Inscrire la durabilité alimentaire dans les stratégies sectorielles existantes se veut la clé d’une transformation réussie, a souligné, samedi à Meknès, le secrétaire général du département de l’Agriculture au ministère de l’Agriculture, de la Pêche maritime, du Développement rural et des Eaux et Forêts, Redouane Arrach.
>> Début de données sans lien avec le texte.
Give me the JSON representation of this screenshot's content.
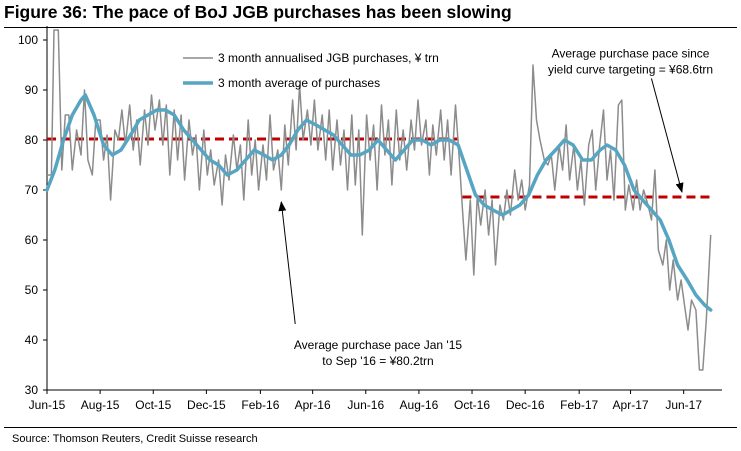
{
  "title": "Figure 36: The pace of BoJ JGB purchases has been slowing",
  "source": "Source: Thomson Reuters, Credit Suisse research",
  "colors": {
    "raw_series": "#8c8c8c",
    "avg_series": "#56a5c2",
    "average_lines": "#c00000"
  },
  "chart_data": {
    "type": "line",
    "ylim": [
      30,
      102
    ],
    "xlim": [
      "2015-06-01",
      "2017-07-15"
    ],
    "yticks": [
      "30",
      "40",
      "50",
      "60",
      "70",
      "80",
      "90",
      "100"
    ],
    "xticks": [
      {
        "label": "Jun-15",
        "date": "2015-06-01"
      },
      {
        "label": "Aug-15",
        "date": "2015-08-01"
      },
      {
        "label": "Oct-15",
        "date": "2015-10-01"
      },
      {
        "label": "Dec-15",
        "date": "2015-12-01"
      },
      {
        "label": "Feb-16",
        "date": "2016-02-01"
      },
      {
        "label": "Apr-16",
        "date": "2016-04-01"
      },
      {
        "label": "Jun-16",
        "date": "2016-06-01"
      },
      {
        "label": "Aug-16",
        "date": "2016-08-01"
      },
      {
        "label": "Oct-16",
        "date": "2016-10-01"
      },
      {
        "label": "Dec-16",
        "date": "2016-12-01"
      },
      {
        "label": "Feb-17",
        "date": "2017-02-01"
      },
      {
        "label": "Apr-17",
        "date": "2017-04-01"
      },
      {
        "label": "Jun-17",
        "date": "2017-06-01"
      }
    ],
    "legend": [
      "3 month annualised JGB purchases, ¥ trn",
      "3 month average of purchases"
    ],
    "series": [
      {
        "name": "3 month annualised JGB purchases, ¥ trn",
        "points": [
          [
            "2015-06-01",
            73
          ],
          [
            "2015-06-06",
            73
          ],
          [
            "2015-06-09",
            102
          ],
          [
            "2015-06-14",
            102
          ],
          [
            "2015-06-18",
            74
          ],
          [
            "2015-06-22",
            85
          ],
          [
            "2015-06-26",
            85
          ],
          [
            "2015-06-30",
            74
          ],
          [
            "2015-07-05",
            82
          ],
          [
            "2015-07-10",
            77
          ],
          [
            "2015-07-14",
            90
          ],
          [
            "2015-07-18",
            76
          ],
          [
            "2015-07-23",
            73
          ],
          [
            "2015-07-27",
            84
          ],
          [
            "2015-08-01",
            84
          ],
          [
            "2015-08-05",
            76
          ],
          [
            "2015-08-09",
            81
          ],
          [
            "2015-08-13",
            68
          ],
          [
            "2015-08-18",
            82
          ],
          [
            "2015-08-22",
            80
          ],
          [
            "2015-08-26",
            86
          ],
          [
            "2015-08-30",
            79
          ],
          [
            "2015-09-04",
            87
          ],
          [
            "2015-09-08",
            78
          ],
          [
            "2015-09-12",
            84
          ],
          [
            "2015-09-16",
            75
          ],
          [
            "2015-09-21",
            86
          ],
          [
            "2015-09-25",
            79
          ],
          [
            "2015-09-29",
            89
          ],
          [
            "2015-10-03",
            82
          ],
          [
            "2015-10-08",
            88
          ],
          [
            "2015-10-12",
            79
          ],
          [
            "2015-10-16",
            87
          ],
          [
            "2015-10-20",
            73
          ],
          [
            "2015-10-25",
            86
          ],
          [
            "2015-10-29",
            76
          ],
          [
            "2015-11-02",
            85
          ],
          [
            "2015-11-06",
            72
          ],
          [
            "2015-11-11",
            84
          ],
          [
            "2015-11-15",
            77
          ],
          [
            "2015-11-19",
            81
          ],
          [
            "2015-11-23",
            70
          ],
          [
            "2015-11-28",
            82
          ],
          [
            "2015-12-02",
            73
          ],
          [
            "2015-12-06",
            78
          ],
          [
            "2015-12-10",
            71
          ],
          [
            "2015-12-15",
            76
          ],
          [
            "2015-12-19",
            67
          ],
          [
            "2015-12-23",
            77
          ],
          [
            "2015-12-27",
            72
          ],
          [
            "2016-01-01",
            81
          ],
          [
            "2016-01-05",
            74
          ],
          [
            "2016-01-09",
            79
          ],
          [
            "2016-01-13",
            68
          ],
          [
            "2016-01-18",
            84
          ],
          [
            "2016-01-22",
            73
          ],
          [
            "2016-01-26",
            80
          ],
          [
            "2016-01-30",
            70
          ],
          [
            "2016-02-04",
            79
          ],
          [
            "2016-02-08",
            72
          ],
          [
            "2016-02-12",
            85
          ],
          [
            "2016-02-16",
            74
          ],
          [
            "2016-02-21",
            78
          ],
          [
            "2016-02-25",
            70
          ],
          [
            "2016-02-29",
            83
          ],
          [
            "2016-03-04",
            75
          ],
          [
            "2016-03-09",
            88
          ],
          [
            "2016-03-13",
            78
          ],
          [
            "2016-03-17",
            91
          ],
          [
            "2016-03-21",
            80
          ],
          [
            "2016-03-26",
            86
          ],
          [
            "2016-03-30",
            79
          ],
          [
            "2016-04-03",
            88
          ],
          [
            "2016-04-07",
            78
          ],
          [
            "2016-04-12",
            85
          ],
          [
            "2016-04-16",
            76
          ],
          [
            "2016-04-20",
            86
          ],
          [
            "2016-04-24",
            74
          ],
          [
            "2016-04-29",
            84
          ],
          [
            "2016-05-03",
            75
          ],
          [
            "2016-05-07",
            82
          ],
          [
            "2016-05-11",
            70
          ],
          [
            "2016-05-16",
            85
          ],
          [
            "2016-05-20",
            71
          ],
          [
            "2016-05-24",
            82
          ],
          [
            "2016-05-28",
            61
          ],
          [
            "2016-06-02",
            85
          ],
          [
            "2016-06-06",
            76
          ],
          [
            "2016-06-10",
            83
          ],
          [
            "2016-06-14",
            70
          ],
          [
            "2016-06-19",
            87
          ],
          [
            "2016-06-23",
            77
          ],
          [
            "2016-06-27",
            84
          ],
          [
            "2016-07-01",
            71
          ],
          [
            "2016-07-06",
            86
          ],
          [
            "2016-07-10",
            76
          ],
          [
            "2016-07-14",
            82
          ],
          [
            "2016-07-18",
            74
          ],
          [
            "2016-07-23",
            84
          ],
          [
            "2016-07-27",
            78
          ],
          [
            "2016-07-31",
            88
          ],
          [
            "2016-08-04",
            79
          ],
          [
            "2016-08-09",
            84
          ],
          [
            "2016-08-13",
            73
          ],
          [
            "2016-08-17",
            83
          ],
          [
            "2016-08-21",
            77
          ],
          [
            "2016-08-26",
            86
          ],
          [
            "2016-08-30",
            76
          ],
          [
            "2016-09-03",
            84
          ],
          [
            "2016-09-07",
            73
          ],
          [
            "2016-09-12",
            87
          ],
          [
            "2016-09-16",
            77
          ],
          [
            "2016-09-20",
            66
          ],
          [
            "2016-09-24",
            56
          ],
          [
            "2016-09-29",
            68
          ],
          [
            "2016-10-03",
            53
          ],
          [
            "2016-10-07",
            69
          ],
          [
            "2016-10-11",
            63
          ],
          [
            "2016-10-16",
            70
          ],
          [
            "2016-10-20",
            61
          ],
          [
            "2016-10-24",
            68
          ],
          [
            "2016-10-28",
            55
          ],
          [
            "2016-11-02",
            67
          ],
          [
            "2016-11-06",
            64
          ],
          [
            "2016-11-10",
            70
          ],
          [
            "2016-11-14",
            65
          ],
          [
            "2016-11-19",
            74
          ],
          [
            "2016-11-23",
            68
          ],
          [
            "2016-11-27",
            72
          ],
          [
            "2016-12-01",
            66
          ],
          [
            "2016-12-06",
            71
          ],
          [
            "2016-12-10",
            95
          ],
          [
            "2016-12-14",
            84
          ],
          [
            "2016-12-18",
            80
          ],
          [
            "2016-12-23",
            76
          ],
          [
            "2016-12-27",
            75
          ],
          [
            "2016-12-31",
            77
          ],
          [
            "2017-01-04",
            70
          ],
          [
            "2017-01-09",
            79
          ],
          [
            "2017-01-13",
            74
          ],
          [
            "2017-01-17",
            83
          ],
          [
            "2017-01-21",
            72
          ],
          [
            "2017-01-26",
            79
          ],
          [
            "2017-01-30",
            70
          ],
          [
            "2017-02-03",
            76
          ],
          [
            "2017-02-07",
            67
          ],
          [
            "2017-02-12",
            79
          ],
          [
            "2017-02-16",
            82
          ],
          [
            "2017-02-20",
            70
          ],
          [
            "2017-02-24",
            78
          ],
          [
            "2017-03-01",
            86
          ],
          [
            "2017-03-05",
            72
          ],
          [
            "2017-03-09",
            78
          ],
          [
            "2017-03-13",
            68
          ],
          [
            "2017-03-18",
            87
          ],
          [
            "2017-03-22",
            88
          ],
          [
            "2017-03-26",
            66
          ],
          [
            "2017-03-30",
            71
          ],
          [
            "2017-04-04",
            66
          ],
          [
            "2017-04-08",
            72
          ],
          [
            "2017-04-12",
            66
          ],
          [
            "2017-04-16",
            70
          ],
          [
            "2017-04-21",
            67
          ],
          [
            "2017-04-25",
            64
          ],
          [
            "2017-04-29",
            74
          ],
          [
            "2017-05-03",
            58
          ],
          [
            "2017-05-08",
            55
          ],
          [
            "2017-05-12",
            60
          ],
          [
            "2017-05-16",
            50
          ],
          [
            "2017-05-20",
            56
          ],
          [
            "2017-05-25",
            48
          ],
          [
            "2017-05-29",
            52
          ],
          [
            "2017-06-02",
            47
          ],
          [
            "2017-06-06",
            42
          ],
          [
            "2017-06-10",
            48
          ],
          [
            "2017-06-15",
            46
          ],
          [
            "2017-06-19",
            34
          ],
          [
            "2017-06-23",
            34
          ],
          [
            "2017-06-27",
            44
          ],
          [
            "2017-07-02",
            61
          ]
        ]
      },
      {
        "name": "3 month average of purchases",
        "points": [
          [
            "2015-06-01",
            70
          ],
          [
            "2015-06-10",
            74
          ],
          [
            "2015-06-20",
            80
          ],
          [
            "2015-06-30",
            85
          ],
          [
            "2015-07-10",
            88
          ],
          [
            "2015-07-15",
            89
          ],
          [
            "2015-07-25",
            85
          ],
          [
            "2015-08-05",
            79
          ],
          [
            "2015-08-15",
            77
          ],
          [
            "2015-08-25",
            78
          ],
          [
            "2015-09-05",
            81
          ],
          [
            "2015-09-15",
            84
          ],
          [
            "2015-09-25",
            85
          ],
          [
            "2015-10-05",
            86
          ],
          [
            "2015-10-15",
            86
          ],
          [
            "2015-10-25",
            85
          ],
          [
            "2015-11-05",
            82
          ],
          [
            "2015-11-15",
            80
          ],
          [
            "2015-11-25",
            78
          ],
          [
            "2015-12-05",
            76
          ],
          [
            "2015-12-15",
            75
          ],
          [
            "2015-12-25",
            73
          ],
          [
            "2016-01-05",
            74
          ],
          [
            "2016-01-15",
            76
          ],
          [
            "2016-01-25",
            78
          ],
          [
            "2016-02-05",
            77
          ],
          [
            "2016-02-15",
            76
          ],
          [
            "2016-02-25",
            77
          ],
          [
            "2016-03-05",
            79
          ],
          [
            "2016-03-15",
            82
          ],
          [
            "2016-03-25",
            84
          ],
          [
            "2016-04-05",
            83
          ],
          [
            "2016-04-15",
            82
          ],
          [
            "2016-04-25",
            81
          ],
          [
            "2016-05-05",
            79
          ],
          [
            "2016-05-15",
            77
          ],
          [
            "2016-05-25",
            77
          ],
          [
            "2016-06-05",
            78
          ],
          [
            "2016-06-15",
            80
          ],
          [
            "2016-06-25",
            78
          ],
          [
            "2016-07-05",
            76
          ],
          [
            "2016-07-15",
            78
          ],
          [
            "2016-07-25",
            80
          ],
          [
            "2016-08-05",
            80
          ],
          [
            "2016-08-15",
            79
          ],
          [
            "2016-08-25",
            80
          ],
          [
            "2016-09-05",
            80
          ],
          [
            "2016-09-15",
            79
          ],
          [
            "2016-09-25",
            74
          ],
          [
            "2016-10-05",
            69
          ],
          [
            "2016-10-15",
            67
          ],
          [
            "2016-10-25",
            66
          ],
          [
            "2016-11-05",
            65
          ],
          [
            "2016-11-15",
            66
          ],
          [
            "2016-11-25",
            67
          ],
          [
            "2016-12-05",
            69
          ],
          [
            "2016-12-15",
            73
          ],
          [
            "2016-12-25",
            76
          ],
          [
            "2017-01-05",
            78
          ],
          [
            "2017-01-15",
            80
          ],
          [
            "2017-01-25",
            79
          ],
          [
            "2017-02-05",
            76
          ],
          [
            "2017-02-15",
            76
          ],
          [
            "2017-02-25",
            78
          ],
          [
            "2017-03-05",
            79
          ],
          [
            "2017-03-15",
            78
          ],
          [
            "2017-03-25",
            75
          ],
          [
            "2017-04-05",
            70
          ],
          [
            "2017-04-15",
            68
          ],
          [
            "2017-04-25",
            66
          ],
          [
            "2017-05-05",
            64
          ],
          [
            "2017-05-15",
            60
          ],
          [
            "2017-05-25",
            55
          ],
          [
            "2017-06-05",
            52
          ],
          [
            "2017-06-15",
            49
          ],
          [
            "2017-06-25",
            47
          ],
          [
            "2017-07-02",
            46
          ]
        ]
      }
    ],
    "reference_lines": [
      {
        "from": "2015-06-01",
        "to": "2016-09-15",
        "value": 80.2
      },
      {
        "from": "2016-09-20",
        "to": "2017-07-02",
        "value": 68.6
      }
    ],
    "annotations": [
      {
        "lines": [
          "Average purchase pace Jan '15",
          "to Sep '16 = ¥80.2trn"
        ],
        "text_at": [
          "2016-06-15",
          38.2
        ],
        "arrow_from": [
          "2016-03-12",
          43.2
        ],
        "arrow_to": [
          "2016-02-25",
          67.6
        ]
      },
      {
        "lines": [
          "Average purchase pace  since",
          "yield curve targeting = ¥68.6trn"
        ],
        "text_at": [
          "2017-04-01",
          96.5
        ],
        "arrow_from": [
          "2017-04-25",
          92.3
        ],
        "arrow_to": [
          "2017-05-30",
          69.6
        ]
      }
    ]
  }
}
« Plutôt que de multiplier les structures, c’est en mobilisant les stratégies sectorielles existantes comme leviers d’une transformation cohérente et coordonnée que le Maroc parviendra à bâtir un système agro-alimentaire véritablement durable », a dit M. Arrach lors d’un panel sous le thème « Vers une transformation et une durabilité des systèmes agro-alimentaires au Maroc », organisé dans le cadre de la 18ème édition du Salon International de l’Agriculture au Maroc (SIAM).
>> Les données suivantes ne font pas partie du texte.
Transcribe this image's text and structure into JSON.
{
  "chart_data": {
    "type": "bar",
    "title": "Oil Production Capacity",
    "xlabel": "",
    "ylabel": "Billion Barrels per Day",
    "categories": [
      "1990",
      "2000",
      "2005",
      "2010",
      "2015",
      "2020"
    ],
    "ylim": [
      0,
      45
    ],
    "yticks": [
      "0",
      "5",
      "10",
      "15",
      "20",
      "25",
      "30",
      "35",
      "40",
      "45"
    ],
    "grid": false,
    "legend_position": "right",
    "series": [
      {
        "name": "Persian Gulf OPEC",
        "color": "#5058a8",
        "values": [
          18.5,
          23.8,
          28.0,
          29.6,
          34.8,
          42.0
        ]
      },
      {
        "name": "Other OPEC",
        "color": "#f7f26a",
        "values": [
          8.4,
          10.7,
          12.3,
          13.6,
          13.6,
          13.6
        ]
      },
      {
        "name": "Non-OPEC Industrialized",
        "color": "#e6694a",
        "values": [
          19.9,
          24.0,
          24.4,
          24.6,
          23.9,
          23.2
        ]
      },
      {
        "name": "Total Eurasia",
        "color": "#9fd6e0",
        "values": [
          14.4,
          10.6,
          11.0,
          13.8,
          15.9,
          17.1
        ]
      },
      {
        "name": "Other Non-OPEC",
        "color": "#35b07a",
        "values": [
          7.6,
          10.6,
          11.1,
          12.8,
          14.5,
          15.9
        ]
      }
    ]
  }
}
Et de rappeler que le Maroc a engagé, avec l’appui de la FAO et dans le cadre du programme onusien de transformation des systèmes alimentaires, une série de dialogues régionaux ayant permis d’identifier trois grands types de systèmes alimentaires, à savoir traditionnel, intermédiaire et moderne.
Ces concertations ont débouché sur la mise en place d’un comité interministériel de pilotage et d’une feuille de route articulée autour de la consommation alimentaire, des circuits de distribution, de la nutrition, de la protection sociale et de la gouvernance, a-t-il relevé.
Pour sa part, le secrétaire général du Conseil Économique, Social et Environnemental (CESE), Younes Benakki, a centré son intervention sur la lutte contre les pertes et gaspillages alimentaires (PGA), qu’il a présentée comme un levier central de durabilité et d’efficience du système agro-alimentaire.
S’appuyant sur l’indice de gaspillage alimentaire du Programme des Nations Unies pour l’environnement (PNUE) 2024, il a indiqué que les ménages marocains auraient jeté 4,2 millions de tonnes de nourriture par an, soit 113 kg par habitant, soulignant que réduire ce gaspillage constitue un gisement considérable pour renforcer la disponibilité alimentaire et préserver les ressources naturelles, notamment les plus de 1,6 milliard de mètres cubes d’eau mobilisés chaque année pour produire des denrées non consommées.
Parallèlement, M. Benakki a présenté les grandes lignes de l’avis du CESE intitulé « Pertes et gaspillage alimentaires au Maroc : comprendre l’ampleur et les enjeux pour agir efficacement », appelant à l’élaboration d’une stratégie nationale d’alimentation durable assortie d’un plan d’action ciblé.
Il a ainsi cité des recommandations phares dont l’adoption d’une loi anti-gaspillage facilitant la redistribution des invendus, la clarification des dates de péremption, la création d’un observatoire national des PGA, et le développement d’infrastructures de stockage et de transport adaptées dans les zones à fort potentiel agricole.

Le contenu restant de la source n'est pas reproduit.